“I’d rather…”

It’s a simple phrase, and a simple thought in the moment.

In modern affluent society, adults make approximately 35000 decisions a day. Presumably you make these daily choices according to your preferences.

But which preferences?

The answer to that is critical for you to beware, and be aware.

Preferences Are Like an Onion (or Pyramid, or Neural Net)

Preferences can live in isolation.

I’d rather listen to heavy metal than jazz.

But they also live in context.

I’d rather listen to heavy metal when I’m driving, but smooth jazz during a dinner party.

Preferences also live within a complex set of contextual interdependencies with other preferences.

I’d rather run, but I’m training for a triathlon, and my plan calls for a swim today. Since my overarching preference is to maximize my performance in that triathlon, I will choose to swim.

There are layers, and hidden layers that stack and are interdependent, as well as contextual.

The Slippery Slope

“I’d rather…” can lead you down a slippery slope if you are not aware of those contextual interdependencies.

You might say, “I’d prefer to be healthy.”

But…

I’d rather have Coke instead of water.

I’d rather not schedule the colonoscopy.

I’d rather find a pill than a food solution.

I’d rather spend money on entertainment than quality food.

You might say, “I’d prefer to have a productive day.”

But…

I’d rather hit the snooze.

I’d rather do the easy task.

I’d rather give the appearance of being busy.

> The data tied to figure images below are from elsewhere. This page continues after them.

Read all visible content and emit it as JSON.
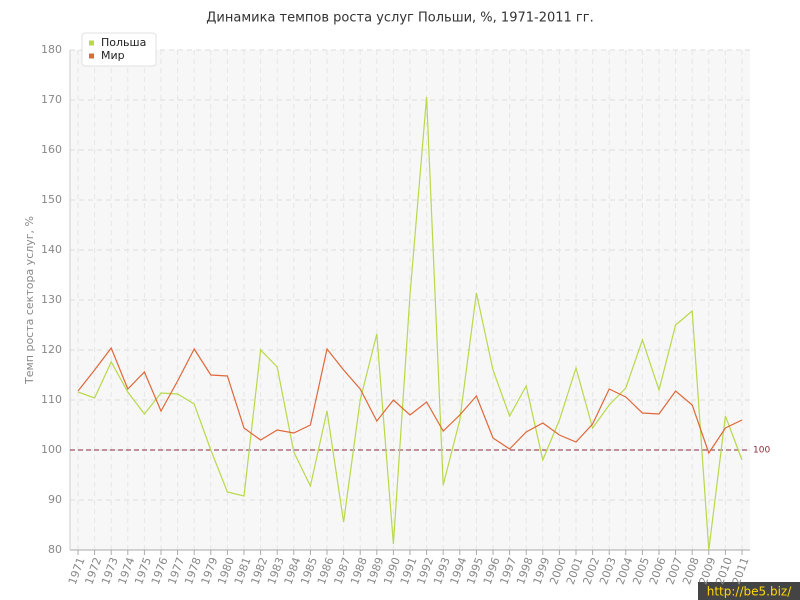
{
  "chart_data": {
    "type": "line",
    "title": "Динамика темпов роста услуг Польши, %, 1971-2011 гг.",
    "y_label": "Темп роста сектора услуг, %",
    "categories": [
      "1971",
      "1972",
      "1973",
      "1974",
      "1975",
      "1976",
      "1977",
      "1978",
      "1979",
      "1980",
      "1981",
      "1982",
      "1983",
      "1984",
      "1985",
      "1986",
      "1987",
      "1988",
      "1989",
      "1990",
      "1991",
      "1992",
      "1993",
      "1994",
      "1995",
      "1996",
      "1997",
      "1998",
      "1999",
      "2000",
      "2001",
      "2002",
      "2003",
      "2004",
      "2005",
      "2006",
      "2007",
      "2008",
      "2009",
      "2010",
      "2011"
    ],
    "series": [
      {
        "name": "Польша",
        "color": "#b8d94a",
        "values": [
          111.6,
          110.4,
          117.6,
          111.6,
          107.2,
          111.4,
          111.2,
          109.2,
          100,
          91.6,
          90.8,
          120,
          116.6,
          99.6,
          92.8,
          107.8,
          85.6,
          110,
          123.2,
          81.2,
          131,
          170.6,
          93,
          106,
          131.4,
          116,
          106.8,
          112.8,
          98,
          106,
          116.4,
          104.4,
          109,
          112.4,
          122,
          112,
          125,
          127.8,
          80,
          106.8,
          98
        ]
      },
      {
        "name": "Мир",
        "color": "#e0683a",
        "values": [
          111.8,
          116,
          120.4,
          112.2,
          115.6,
          107.8,
          113.8,
          120.2,
          115,
          114.8,
          104.4,
          102,
          104,
          103.4,
          105,
          120.2,
          116,
          112.2,
          105.8,
          110,
          107,
          109.6,
          103.8,
          107,
          110.8,
          102.4,
          100.2,
          103.6,
          105.4,
          103,
          101.6,
          105.2,
          112.2,
          110.6,
          107.4,
          107.2,
          111.8,
          109,
          99.4,
          104.4,
          106
        ]
      }
    ],
    "ylim": [
      80,
      180
    ],
    "yticks": [
      80,
      90,
      100,
      110,
      120,
      130,
      140,
      150,
      160,
      170,
      180
    ],
    "grid": true,
    "legend": "top-left",
    "reference_line": 100,
    "reference_color": "#8b2a3a",
    "watermark": "http://be5.biz/"
  }
}
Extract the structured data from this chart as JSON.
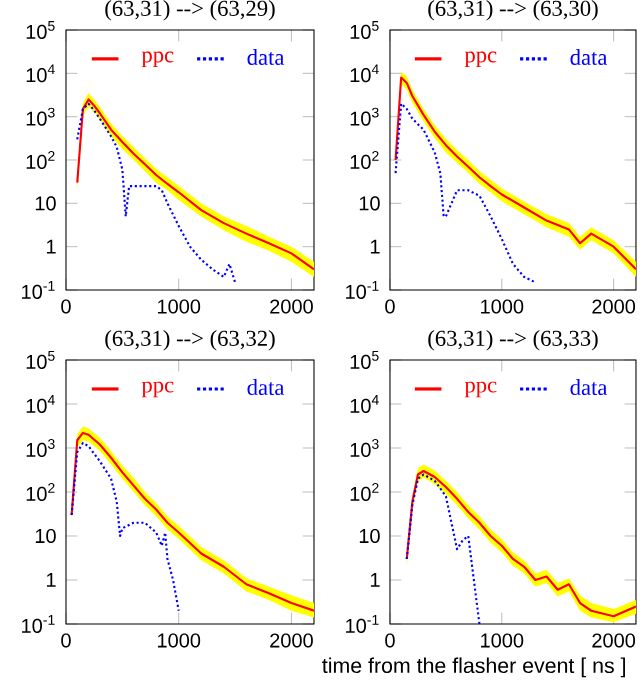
{
  "chart_data": [
    {
      "type": "line",
      "title": "(63,31) --> (63,29)",
      "xlim": [
        0,
        2200
      ],
      "ylim": [
        0.1,
        100000
      ],
      "log": "y",
      "legend": "top",
      "xticks": [
        0,
        1000,
        2000
      ],
      "yticks": [
        {
          "value": 0.1,
          "label": "10$^{-1}$"
        },
        {
          "value": 1,
          "label": "1"
        },
        {
          "value": 10,
          "label": "10"
        },
        {
          "value": 100,
          "label": "10$^{2}$"
        },
        {
          "value": 1000,
          "label": "10$^{3}$"
        },
        {
          "value": 10000,
          "label": "10$^{4}$"
        },
        {
          "value": 100000,
          "label": "10$^{5}$"
        }
      ],
      "series": [
        {
          "name": "ppc",
          "color": "#ff0000",
          "line_style": "solid",
          "x": [
            100,
            150,
            200,
            250,
            300,
            400,
            500,
            600,
            700,
            800,
            900,
            1000,
            1200,
            1400,
            1600,
            1800,
            2000,
            2200
          ],
          "values": [
            30,
            1500,
            2500,
            1800,
            1200,
            500,
            260,
            140,
            80,
            45,
            28,
            18,
            7,
            3.5,
            2,
            1.2,
            0.7,
            0.3
          ],
          "upper": [
            45,
            2100,
            3500,
            2500,
            1700,
            700,
            360,
            200,
            110,
            63,
            40,
            25,
            10,
            5,
            3,
            1.7,
            1,
            0.45
          ],
          "lower": [
            20,
            1000,
            1700,
            1250,
            850,
            350,
            180,
            100,
            55,
            30,
            20,
            12,
            5,
            2.4,
            1.3,
            0.8,
            0.45,
            0.2
          ]
        },
        {
          "name": "data",
          "color": "#0000ff",
          "line_style": "dotted",
          "x": [
            100,
            150,
            200,
            250,
            300,
            400,
            450,
            500,
            530,
            560,
            700,
            800,
            850,
            900,
            1000,
            1100,
            1200,
            1300,
            1400,
            1450,
            1500
          ],
          "values": [
            300,
            1500,
            2000,
            1400,
            900,
            350,
            200,
            60,
            5,
            25,
            25,
            25,
            20,
            10,
            3,
            1,
            0.5,
            0.3,
            0.2,
            0.4,
            0.15
          ]
        }
      ]
    },
    {
      "type": "line",
      "title": "(63,31) --> (63,30)",
      "xlim": [
        0,
        2200
      ],
      "ylim": [
        0.1,
        100000
      ],
      "log": "y",
      "legend": "top",
      "xticks": [
        0,
        1000,
        2000
      ],
      "yticks": [
        {
          "value": 0.1,
          "label": "10$^{-1}$"
        },
        {
          "value": 1,
          "label": "1"
        },
        {
          "value": 10,
          "label": "10"
        },
        {
          "value": 100,
          "label": "10$^{2}$"
        },
        {
          "value": 1000,
          "label": "10$^{3}$"
        },
        {
          "value": 10000,
          "label": "10$^{4}$"
        },
        {
          "value": 100000,
          "label": "10$^{5}$"
        }
      ],
      "series": [
        {
          "name": "ppc",
          "color": "#ff0000",
          "line_style": "solid",
          "x": [
            50,
            100,
            150,
            200,
            300,
            400,
            500,
            600,
            700,
            800,
            900,
            1000,
            1200,
            1400,
            1600,
            1700,
            1800,
            2000,
            2200
          ],
          "values": [
            100,
            8000,
            6000,
            3000,
            1100,
            450,
            220,
            120,
            70,
            40,
            25,
            16,
            8,
            4,
            2.5,
            1.2,
            2,
            1,
            0.3
          ],
          "upper": [
            150,
            11000,
            8500,
            4200,
            1500,
            630,
            310,
            170,
            100,
            56,
            35,
            22,
            11,
            5.6,
            3.5,
            1.7,
            2.8,
            1.4,
            0.45
          ],
          "lower": [
            70,
            5600,
            4200,
            2100,
            770,
            320,
            150,
            85,
            50,
            28,
            18,
            11,
            5.6,
            2.8,
            1.7,
            0.85,
            1.4,
            0.7,
            0.2
          ]
        },
        {
          "name": "data",
          "color": "#0000ff",
          "line_style": "dotted",
          "x": [
            50,
            100,
            150,
            200,
            300,
            400,
            450,
            480,
            500,
            600,
            700,
            800,
            900,
            1000,
            1100,
            1200,
            1300
          ],
          "values": [
            50,
            2000,
            1500,
            900,
            500,
            150,
            50,
            5,
            5,
            20,
            20,
            15,
            5,
            1.5,
            0.4,
            0.2,
            0.15
          ]
        }
      ]
    },
    {
      "type": "line",
      "title": "(63,31) --> (63,32)",
      "xlim": [
        0,
        2200
      ],
      "ylim": [
        0.1,
        100000
      ],
      "log": "y",
      "legend": "top",
      "xticks": [
        0,
        1000,
        2000
      ],
      "yticks": [
        {
          "value": 0.1,
          "label": "10$^{-1}$"
        },
        {
          "value": 1,
          "label": "1"
        },
        {
          "value": 10,
          "label": "10"
        },
        {
          "value": 100,
          "label": "10$^{2}$"
        },
        {
          "value": 1000,
          "label": "10$^{3}$"
        },
        {
          "value": 10000,
          "label": "10$^{4}$"
        },
        {
          "value": 100000,
          "label": "10$^{5}$"
        }
      ],
      "series": [
        {
          "name": "ppc",
          "color": "#ff0000",
          "line_style": "solid",
          "x": [
            50,
            100,
            150,
            200,
            300,
            400,
            500,
            600,
            700,
            800,
            900,
            1000,
            1200,
            1400,
            1600,
            1800,
            2000,
            2200
          ],
          "values": [
            30,
            1500,
            2200,
            2000,
            1200,
            600,
            280,
            140,
            70,
            40,
            20,
            12,
            4,
            2,
            0.8,
            0.5,
            0.3,
            0.2
          ],
          "upper": [
            45,
            2100,
            3100,
            2800,
            1700,
            850,
            400,
            210,
            100,
            56,
            28,
            17,
            5.6,
            2.8,
            1.1,
            0.7,
            0.45,
            0.3
          ],
          "lower": [
            20,
            1000,
            1500,
            1400,
            850,
            420,
            200,
            100,
            50,
            28,
            14,
            8.5,
            2.8,
            1.4,
            0.55,
            0.35,
            0.2,
            0.14
          ]
        },
        {
          "name": "data",
          "color": "#0000ff",
          "line_style": "dotted",
          "x": [
            50,
            100,
            150,
            200,
            300,
            400,
            450,
            480,
            500,
            600,
            700,
            800,
            850,
            880,
            900,
            950,
            1000
          ],
          "values": [
            30,
            800,
            1300,
            1100,
            500,
            200,
            60,
            10,
            15,
            20,
            20,
            12,
            6,
            12,
            3,
            1,
            0.2
          ]
        }
      ]
    },
    {
      "type": "line",
      "title": "(63,31) --> (63,33)",
      "xlabel": "time from the flasher event [ ns ]",
      "xlim": [
        0,
        2200
      ],
      "ylim": [
        0.1,
        100000
      ],
      "log": "y",
      "legend": "top",
      "xticks": [
        0,
        1000,
        2000
      ],
      "yticks": [
        {
          "value": 0.1,
          "label": "10$^{-1}$"
        },
        {
          "value": 1,
          "label": "1"
        },
        {
          "value": 10,
          "label": "10"
        },
        {
          "value": 100,
          "label": "10$^{2}$"
        },
        {
          "value": 1000,
          "label": "10$^{3}$"
        },
        {
          "value": 10000,
          "label": "10$^{4}$"
        },
        {
          "value": 100000,
          "label": "10$^{5}$"
        }
      ],
      "series": [
        {
          "name": "ppc",
          "color": "#ff0000",
          "line_style": "solid",
          "x": [
            150,
            200,
            250,
            300,
            400,
            500,
            600,
            700,
            800,
            900,
            1000,
            1100,
            1200,
            1300,
            1400,
            1500,
            1600,
            1700,
            1800,
            2000,
            2200
          ],
          "values": [
            3,
            60,
            250,
            300,
            220,
            130,
            70,
            35,
            20,
            10,
            6,
            3,
            2,
            1,
            1.2,
            0.6,
            0.8,
            0.3,
            0.2,
            0.15,
            0.25
          ],
          "upper": [
            4.5,
            85,
            350,
            420,
            310,
            180,
            100,
            50,
            28,
            14,
            8.5,
            4.2,
            2.8,
            1.4,
            1.7,
            0.85,
            1.1,
            0.45,
            0.3,
            0.22,
            0.35
          ],
          "lower": [
            2,
            40,
            170,
            210,
            150,
            90,
            50,
            25,
            14,
            7,
            4.2,
            2.1,
            1.4,
            0.7,
            0.85,
            0.42,
            0.55,
            0.2,
            0.14,
            0.11,
            0.17
          ]
        },
        {
          "name": "data",
          "color": "#0000ff",
          "line_style": "dotted",
          "x": [
            150,
            200,
            250,
            300,
            400,
            500,
            550,
            600,
            650,
            700,
            750,
            800
          ],
          "values": [
            3,
            50,
            200,
            250,
            180,
            80,
            20,
            5,
            8,
            10,
            1,
            0.1
          ]
        }
      ]
    }
  ]
}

You might say, “I’d prefer to have more money.”

But…

I’d rather not live on a budget.

I’d rather my weekends were free.

I’d rather spend money on entertainment than a side business.

You might say, “I’d prefer to have a better marriage.”

But…

I’d rather not discuss the day.

I’d rather not get involved in her/his stuff.

I’d rather not expose myself to emotional danger.

You might say, “I’d prefer to not get laid off.”

But…

I’d rather be old school.

I’d rather not teach others what I do.

I’d rather do the things I already know how to do.

You might say, “I’d prefer to be a leader.”

But…

I’d rather stay in my lane.

I’d rather not put myself on the hook.

I’d rather complain about the current leadership.

You might say, “I’d prefer if people knew my name.”

But…

I’d rather stay in the back.

I’d rather not put myself out there.

I’d rather someone else do the presentation.

You might say, “I’d prefer if I could get somewhere in my life.”

But…

I’d rather stay right here.

I’d rather not make a plan.

I’d rather think that I am unlucky.

You might say, “I’d prefer to make an impact on this world.”

But…

I’d rather stay in my comfort zone.

I’d rather not try something that might fail.

I’d rather not make some people made at me.

A Bit About Preferences in Marketing Messages

Well done marketing speaks to your preferences. In fact, it requires your preferences because there are literally hundreds and thousands of choices to be made.

Smart marketing is never about convincing you. It’s about picking you as the intended audience and feeding you with the preferences you already have.

“Hey…you who likes blue widgets! You’re the smart one to like blue widgets because they’re the best! Good news: we have them over here.”

Smart marketing messages can bring positive or negative change to your world by speaking to your preferences…so beware and be aware.

How to Beware and Be Aware of Your Preferences

Here’s a tip that has helped me and has kept me moving forward on some important goals.

I evaluate my preferences against my comfort zone.

Is this “I’d rather…” choice keeping me in my comfort zone, which is then prohibiting me from reaching the larger goal or preference?

If so, I try to choose against it. It’s not easy, nor do I always succeed.

For example, writing these articles. My big-picture preference is to build an audience on which I can make a positive impact. Six months ago, my comfort zone was winning and I wasn’t even trying to write. I was giving in to the “I’d rather not write today” preference.

A funny thing happened, though. Even though I was failing to make the “correct” choice, I became aware that I was making this choice (and others) consciously. That conscious awareness has helped build my decision making skillset.

Whatever your overarching “I prefer…” statement is, you are probably making some connected “I’d rather…” choices that align, and some that don’t.

Be aware of the ones that align. Beware of the ones that don’t.

You can start by evaluating these choices against your comfort zone.